Many primary care practices do not have systematic protocols to identify patients who smoke or to encourage clinicians to provide smoking cessation advice. We designed a study to assess the relative effectiveness of two brief interventions on screening for smoking, physician cessation advice and patient smoking cessation rates.
We performed a nonrandomized comparison of alternative strategies for smoking cessation at a hospital-based adult primary care practice. Each intervention was implemented on a separate practice team. The "minimal" intervention consisted of a smoking status "vital sign" stamp which documented patient smoking status. The "enhanced" intervention consisted of a five-question form that assessed patient level of cessation readiness and provided cessation-counseling prompts for clinicians. Medical record documentation of screening for smoking and cessation advice and self-reported patient smoking cessation rates were collected 8-10 months after implementation.
Smoking status was documented at 86%, 91%, and 49%, and cessation advice at 38%, 47%, and 30% of visits on the minimal, enhanced, and control teams, respectively (P < 0.001 for smoking status and P = 0.014 for advice). Self-reported patient smoking cessation was higher on the enhanced team (12%) compared with the minimal (2%) and control (4%) teams (P < 0.001).
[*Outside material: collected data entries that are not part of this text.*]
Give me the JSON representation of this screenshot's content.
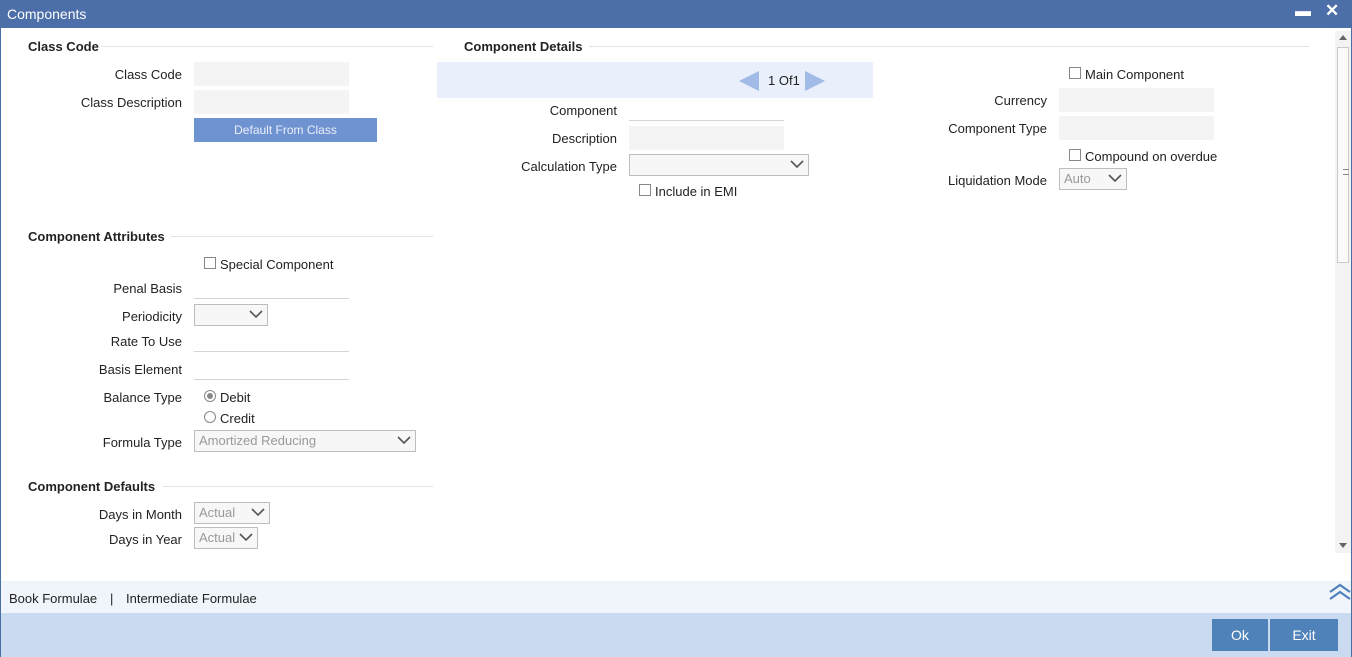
{
  "window": {
    "title": "Components",
    "minimize_glyph": "▬",
    "close_glyph": "✕"
  },
  "class_code": {
    "section_title": "Class Code",
    "class_code_label": "Class Code",
    "class_code_value": "",
    "class_description_label": "Class Description",
    "class_description_value": "",
    "default_button": "Default From Class"
  },
  "component_details": {
    "section_title": "Component Details",
    "nav": {
      "current": "1",
      "of_label": "Of",
      "total": "1"
    },
    "component_label": "Component",
    "component_value": "",
    "description_label": "Description",
    "description_value": "",
    "calculation_type_label": "Calculation Type",
    "calculation_type_value": "",
    "include_in_emi_label": "Include in EMI",
    "include_in_emi_checked": false,
    "main_component_label": "Main Component",
    "main_component_checked": false,
    "currency_label": "Currency",
    "currency_value": "",
    "component_type_label": "Component Type",
    "component_type_value": "",
    "compound_on_overdue_label": "Compound on overdue",
    "compound_on_overdue_checked": false,
    "liquidation_mode_label": "Liquidation Mode",
    "liquidation_mode_value": "Auto"
  },
  "component_attributes": {
    "section_title": "Component Attributes",
    "special_component_label": "Special Component",
    "special_component_checked": false,
    "penal_basis_label": "Penal Basis",
    "penal_basis_value": "",
    "periodicity_label": "Periodicity",
    "periodicity_value": "",
    "rate_to_use_label": "Rate To Use",
    "rate_to_use_value": "",
    "basis_element_label": "Basis Element",
    "basis_element_value": "",
    "balance_type_label": "Balance Type",
    "balance_type_options": [
      "Debit",
      "Credit"
    ],
    "balance_type_selected": "Debit",
    "formula_type_label": "Formula Type",
    "formula_type_value": "Amortized Reducing"
  },
  "component_defaults": {
    "section_title": "Component Defaults",
    "days_in_month_label": "Days in Month",
    "days_in_month_value": "Actual",
    "days_in_year_label": "Days in Year",
    "days_in_year_value": "Actual"
  },
  "footer_links": {
    "book_formulae": "Book Formulae",
    "separator": "|",
    "intermediate_formulae": "Intermediate Formulae"
  },
  "footer_buttons": {
    "ok": "Ok",
    "exit": "Exit"
  },
  "colors": {
    "titlebar": "#4c6ea9",
    "accent_button": "#4f82b8",
    "footer_bar": "#c9daf1",
    "nav_arrow": "#9fbbe6"
  }
}
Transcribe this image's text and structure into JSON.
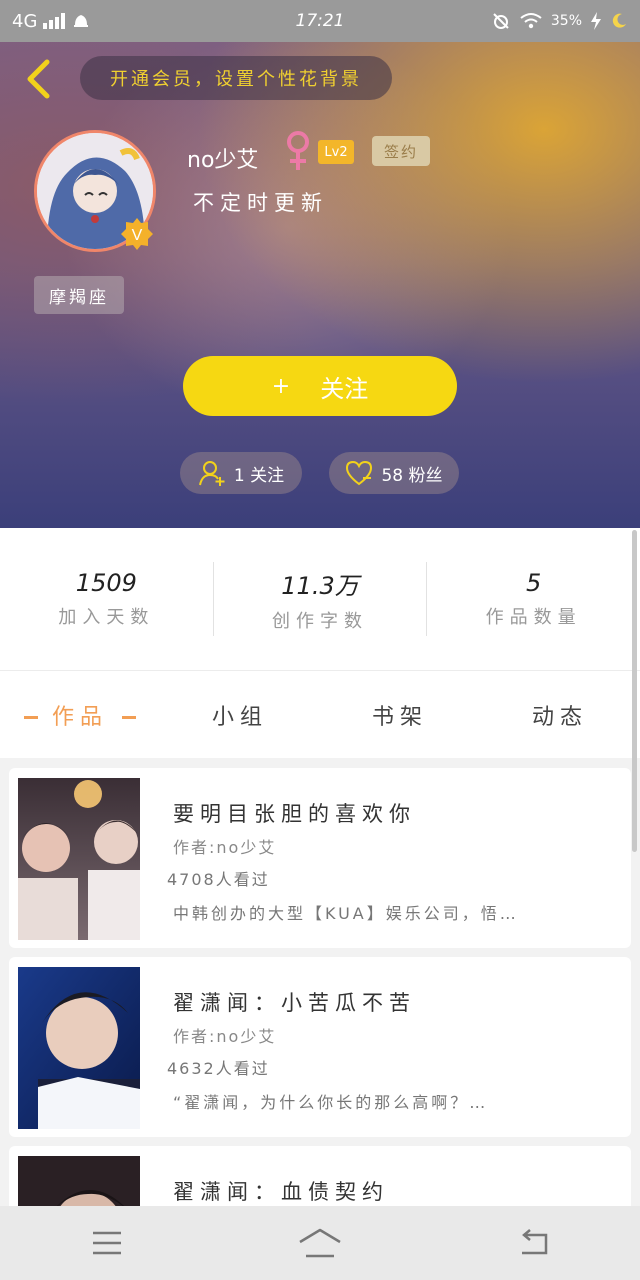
{
  "status_bar": {
    "network": "4G",
    "time": "17:21",
    "battery": "35%"
  },
  "header": {
    "background_tip": "开通会员，设置个性花背景",
    "username": "no少艾",
    "level": "Lv2",
    "signed_badge": "签约",
    "bio": "不定时更新",
    "zodiac": "摩羯座",
    "follow_button": "关注",
    "following_label": "1 关注",
    "fans_label": "58 粉丝"
  },
  "stats": [
    {
      "value": "1509",
      "label": "加入天数"
    },
    {
      "value": "11.3万",
      "label": "创作字数"
    },
    {
      "value": "5",
      "label": "作品数量"
    }
  ],
  "tabs": [
    {
      "label": "作品",
      "active": true
    },
    {
      "label": "小组",
      "active": false
    },
    {
      "label": "书架",
      "active": false
    },
    {
      "label": "动态",
      "active": false
    }
  ],
  "works": [
    {
      "title": "要明目张胆的喜欢你",
      "author": "作者:no少艾",
      "views": "4708人看过",
      "description": "中韩创办的大型【KUA】娱乐公司，悟…"
    },
    {
      "title": "翟潇闻：小苦瓜不苦",
      "author": "作者:no少艾",
      "views": "4632人看过",
      "description": "“翟潇闻，为什么你长的那么高啊？…"
    },
    {
      "title": "翟潇闻：血债契约",
      "author": "",
      "views": "",
      "description": ""
    }
  ],
  "colors": {
    "accent_yellow": "#f6d812",
    "tab_active": "#f29e54",
    "level_badge": "#f3b62a",
    "gender_icon": "#ec7aa6"
  },
  "icons": {
    "back": "chevron-left-icon",
    "gender": "female-icon",
    "verified": "v-badge-icon",
    "following": "add-user-icon",
    "fans": "heart-icon",
    "nav_menu": "menu-icon",
    "nav_home": "home-icon",
    "nav_back": "back-icon"
  }
}
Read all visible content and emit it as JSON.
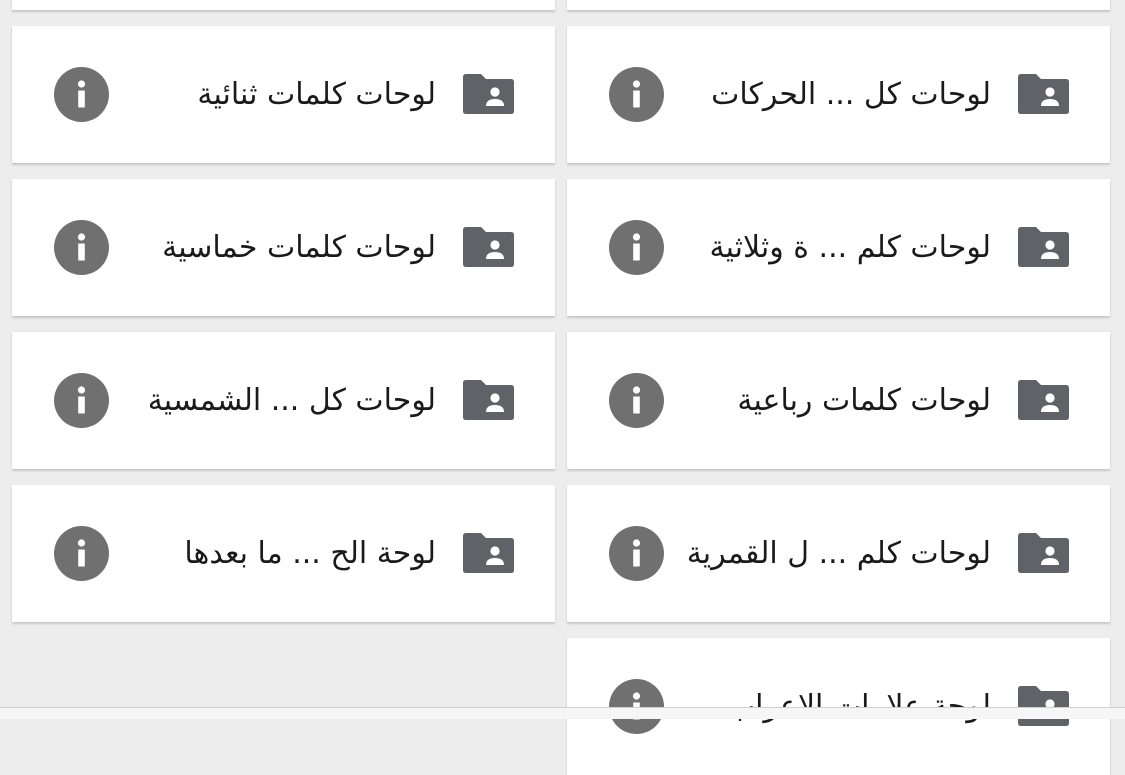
{
  "colors": {
    "background": "#ededed",
    "card": "#ffffff",
    "icon": "#5f6368",
    "info_icon": "#707070",
    "text": "#1a1a1a"
  },
  "icons": {
    "folder": "folder-shared-icon",
    "info": "info-icon"
  },
  "cards": [
    {
      "title": "لوحات كل ... الحركات"
    },
    {
      "title": "لوحات كلمات ثنائية"
    },
    {
      "title": "لوحات كلم ... ة وثلاثية"
    },
    {
      "title": "لوحات كلمات خماسية"
    },
    {
      "title": "لوحات كلمات رباعية"
    },
    {
      "title": "لوحات كل ... الشمسية"
    },
    {
      "title": "لوحات كلم ... ل القمرية"
    },
    {
      "title": "لوحة الح ... ما بعدها"
    },
    {
      "title": "لوحة علامات الاعراب"
    }
  ]
}
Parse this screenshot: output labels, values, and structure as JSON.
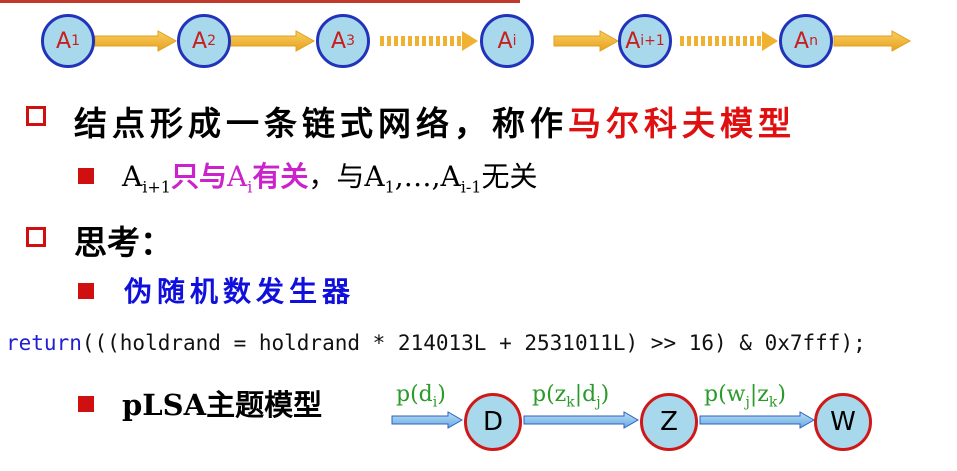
{
  "chain": {
    "nodes": [
      {
        "base": "A",
        "sub": "1"
      },
      {
        "base": "A",
        "sub": "2"
      },
      {
        "base": "A",
        "sub": "3"
      },
      {
        "base": "A",
        "sub": "i"
      },
      {
        "base": "A",
        "sub": "i+1"
      },
      {
        "base": "A",
        "sub": "n"
      }
    ]
  },
  "bullets": {
    "b1_prefix": "结点形成一条链式网络，称作",
    "b1_highlight": "马尔科夫模型",
    "b1a": {
      "a_sub1": "i+1",
      "purple_text1": "只与",
      "a_sub2": "i",
      "purple_text2": "有关",
      "rest_prefix": "，与A",
      "sub_1": "1",
      "mid": ",…,A",
      "sub_im1": "i-1",
      "rest_suffix": "无关",
      "a_letter": "A"
    },
    "b2": "思考：",
    "b2a": "伪随机数发生器",
    "code_kw": "return",
    "code_rest": "(((holdrand = holdrand * 214013L + 2531011L) >> 16) & 0x7fff);",
    "b2b": "pLSA主题模型"
  },
  "plsa": {
    "nodes": [
      "D",
      "Z",
      "W"
    ],
    "label1": {
      "base": "p(d",
      "sub": "i",
      "end": ")"
    },
    "label2": {
      "base": "p(z",
      "sub1": "k",
      "mid": "|d",
      "sub2": "j",
      "end": ")"
    },
    "label3": {
      "base": "p(w",
      "sub1": "j",
      "mid": "|z",
      "sub2": "k",
      "end": ")"
    }
  },
  "colors": {
    "accent_red": "#e01010",
    "purple": "#cc22cc",
    "blue": "#1010dd",
    "green": "#2a9a2a",
    "node_fill": "#a8d8ec"
  }
}
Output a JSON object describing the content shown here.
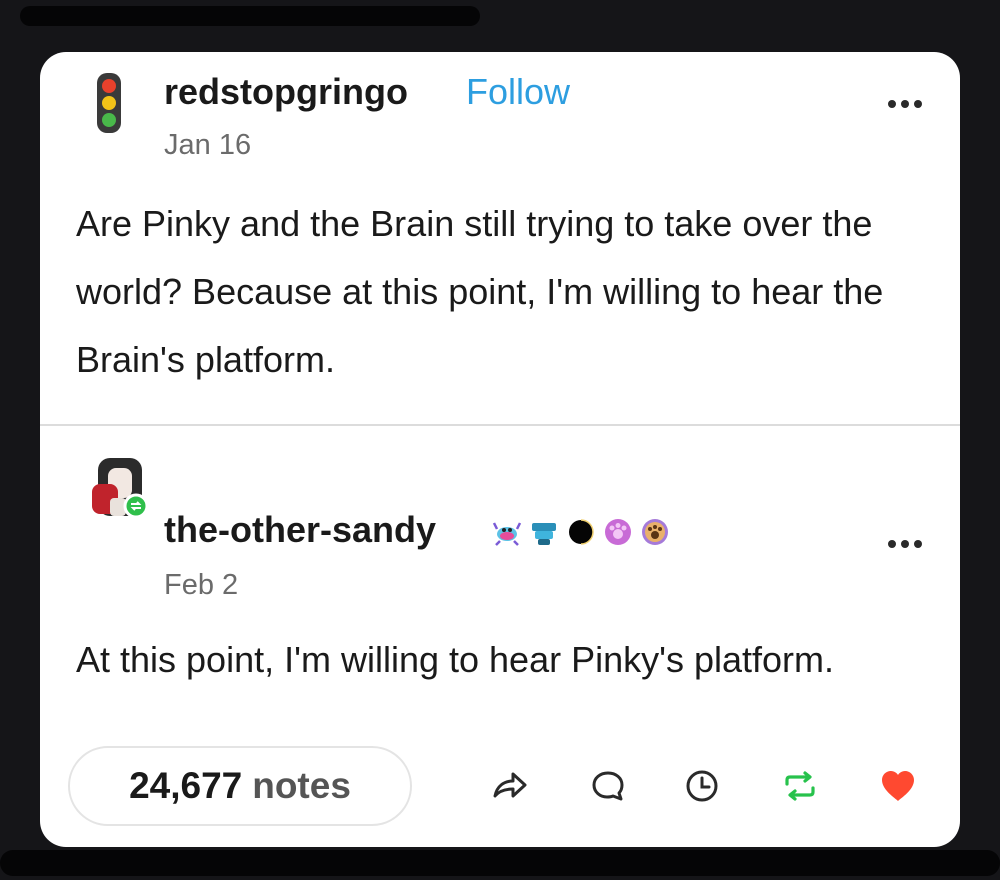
{
  "post1": {
    "username": "redstopgringo",
    "follow_label": "Follow",
    "date": "Jan 16",
    "text": "Are Pinky and the Brain still trying to take over the world? Because at this point, I'm willing to hear the Brain's platform."
  },
  "post2": {
    "username": "the-other-sandy",
    "date": "Feb 2",
    "text": "At this point, I'm willing to hear Pinky's platform.",
    "badges": [
      "crab-badge-icon",
      "teal-badge-icon",
      "black-circle-badge-icon",
      "purple-paw-badge-icon",
      "brown-paw-badge-icon"
    ]
  },
  "footer": {
    "notes_count": "24,677",
    "notes_label": "notes",
    "actions": [
      "share-icon",
      "reply-icon",
      "schedule-icon",
      "reblog-icon",
      "like-icon"
    ]
  },
  "colors": {
    "follow": "#2d9ee0",
    "reblog": "#27c24c",
    "like": "#ff4930",
    "background": "#151518",
    "card": "#ffffff"
  }
}
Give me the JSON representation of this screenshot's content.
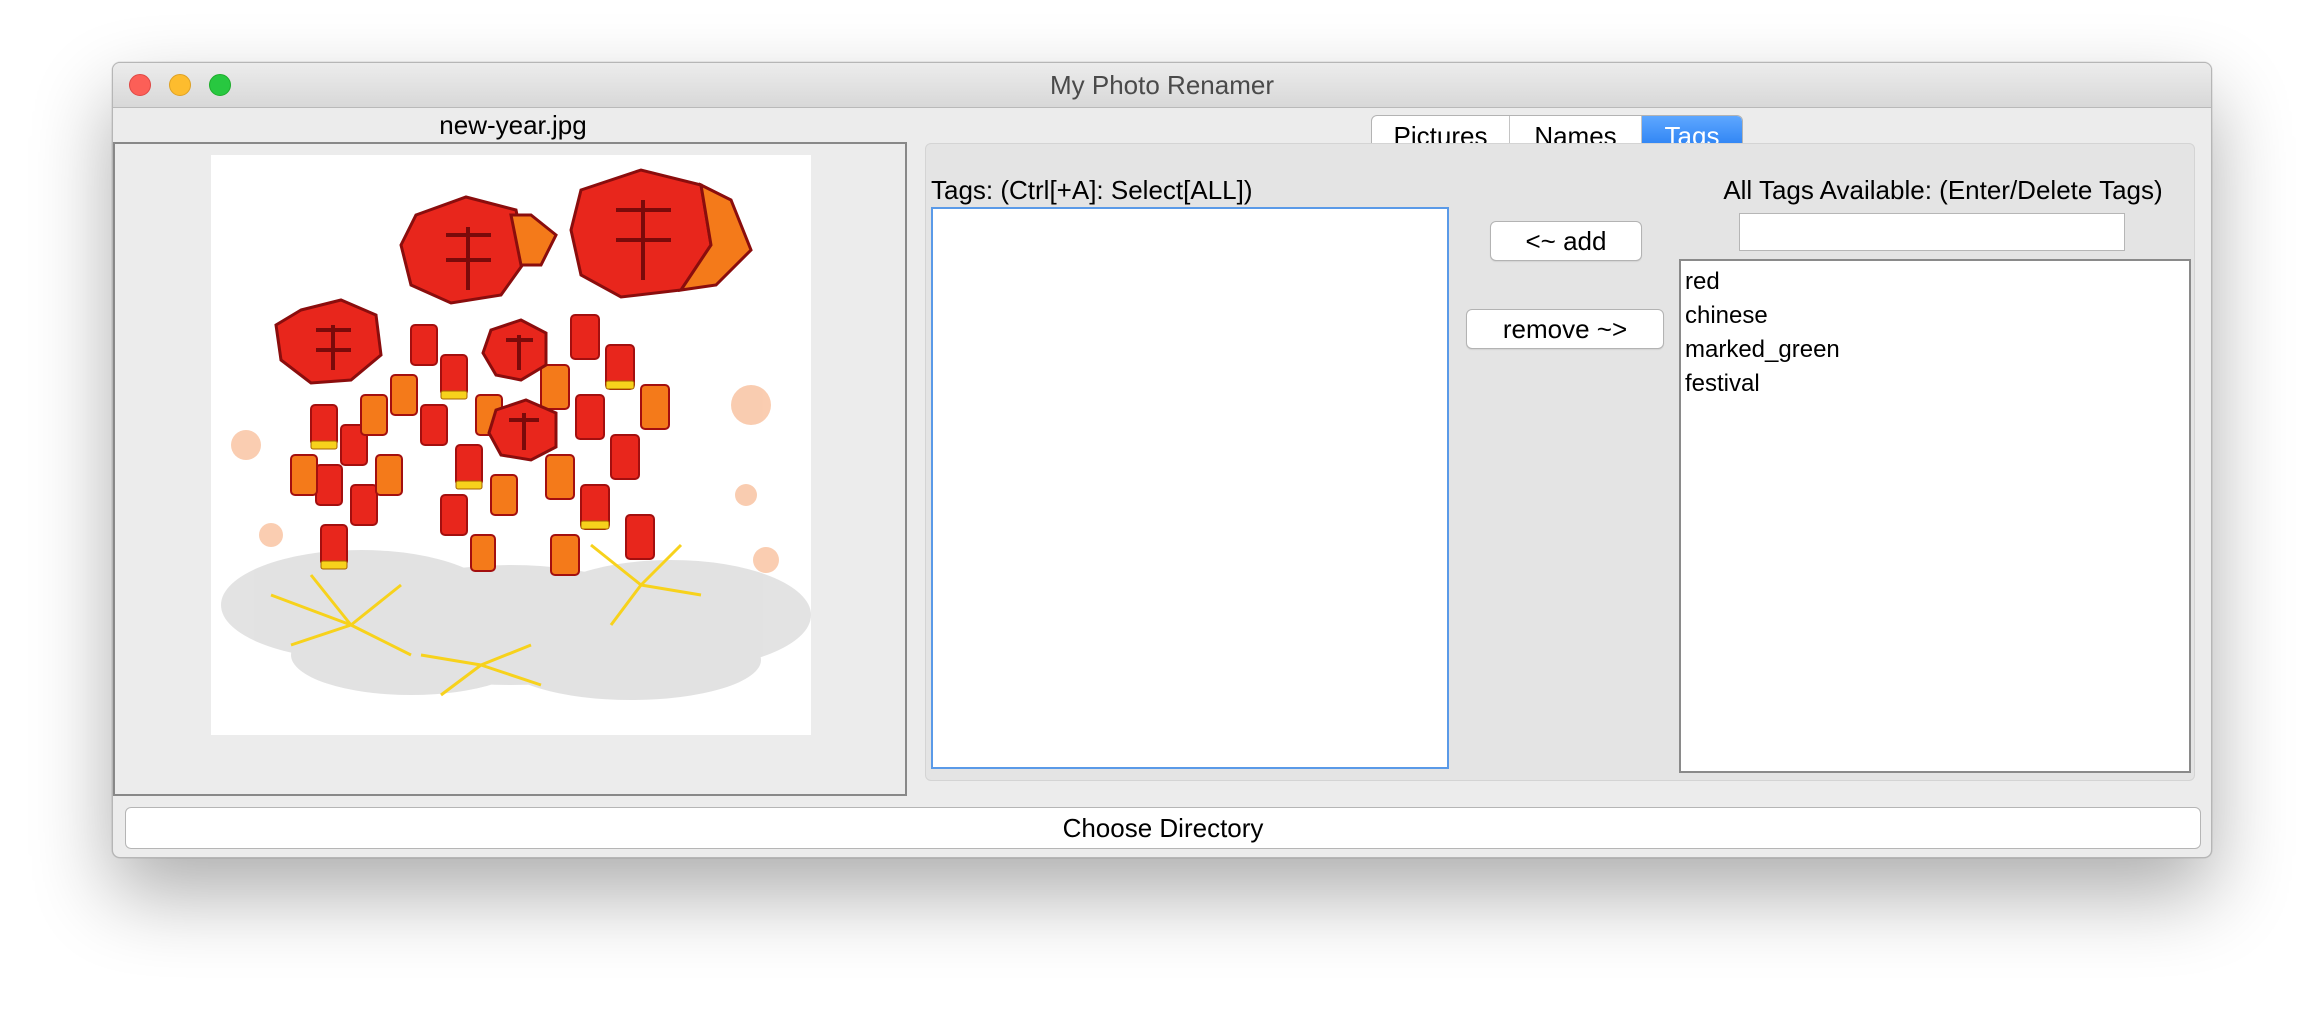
{
  "window": {
    "title": "My Photo Renamer"
  },
  "preview": {
    "filename": "new-year.jpg"
  },
  "tabs": [
    {
      "label": "Pictures",
      "active": false
    },
    {
      "label": "Names",
      "active": false
    },
    {
      "label": "Tags",
      "active": true
    }
  ],
  "tags_panel": {
    "tags_label": "Tags: (Ctrl[+A]: Select[ALL])",
    "add_label": "<~ add",
    "remove_label": "remove ~>",
    "available_label": "All Tags Available: (Enter/Delete Tags)",
    "tag_input_value": "",
    "available_tags": [
      "red",
      "chinese",
      "marked_green",
      "festival"
    ]
  },
  "footer": {
    "choose_directory_label": "Choose Directory"
  },
  "colors": {
    "accent": "#1e78f0",
    "focus_border": "#5a9ae8",
    "firecracker_red": "#e8261c",
    "firecracker_orange": "#f47a1a",
    "gold": "#f7d21c"
  },
  "icons": [
    "close-window-icon",
    "minimize-window-icon",
    "maximize-window-icon"
  ]
}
A short questionnaire that assesses readiness-to-quit and provides documentation of cessation advice improves rates of clinician cessation advice and patient smoking cessation compared with no intervention.
许多初级保健机构没有系统的方案来识别吸烟患者或鼓励临床医生提供戒烟建议。我们设计了一项研究,以评估两种简短干预措施在吸烟筛查、医生戒烟建议和患者戒烟率方面的相对有效性。
我们在一家医院的成人初级保健机构对不同的戒烟策略进行了非随机比较。每种干预措施在一个独立的医疗团队中实施。“最小化”干预措施包括一个记录患者吸烟状况的吸烟状态“生命体征”印章。“强化”干预措施包括一份包含五个问题的表格,用于评估患者的戒烟准备程度,并为临床医生提供戒烟咨询提示。在实施干预措施8至10个月后,收集了吸烟筛查和戒烟建议的病历记录以及患者自我报告的戒烟率。
在最小化、强化和对照组中,分别有86%、91%和49%的就诊记录了吸烟状况,有38%、47%和30%的就诊提供了戒烟建议(吸烟状况P<0.001,建议P = 0.014)。与最小化组(2%)和对照组(4%)相比,强化组患者自我报告的戒烟率更高(12%)(P<0.001)。
与无干预措施相比,一份评估戒烟意愿并提供戒烟建议记录的简短问卷可提高临床医生的戒烟建议率和患者的戒烟率。